Prior to that, the other key executives of FTX had pleaded guilty to fraud, and “SBF” himself faces a second trial in March next year, while awaiting sentencing for his first case which could bring decades in prison for him.
FTX’s fraudulent failure dragged the American Silvergate and Signature banks with it, and those collapses were large. Signature Bank was the third-largest such failure in United States history.
Despite that reports in August suggested that FTX would restart cryptocurrency offerings, after bankruptcy restructuring the exchange’s token is still being traded. Mindblowing, really.
Intimately linked to Bankman-Fried is Changpeng Zhao or CZ, founder of the biggest cryptocurrency exchange in the world, Binance, which operates in New Zealand as well.
CZ pleaded guilty to US criminal charges, and was fined US$50 million in November. He had to resign as the Binance chief executive with the exchange itself copping a whopping US$4.3 billion in fines.
All is going as expected in crypto-land in other words. Amazingly enough, crypto looks set to carry on next year, and that includes the silly non-fungible token (NFT) speculation in Bored Apes and what have you, with regular scams and rug-pulls.
Next year might also tell us if artificial intelligence is a huge exuberant bubble, or The Next Big Thing that will cause major restructuring of the IT industry.
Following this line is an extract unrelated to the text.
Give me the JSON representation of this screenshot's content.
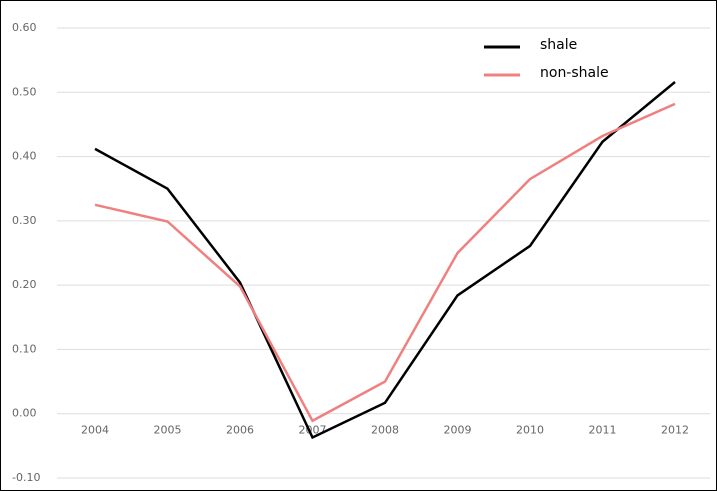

Neither of those options will be painless but if the former happens, it’ll be time to grab your ankles for sure as the tech industry is totally over-invested in AI currently.
Don’t get me wrong - AI can do genuinely useful stuff like tirelessly finding valuable patterns in vast amounts of data. This is what computers are good at after all. However, AI going beyond being a tool and displacing the workers that it has learned task and process completion from could be a poisoned chalice for all of us.
Think of it as dramatically devaluing entire chains of production all the way to output, without necessarily getting better quality, just something good enough. What happens then? Next year, we’ll continue to faff around with AI and find out.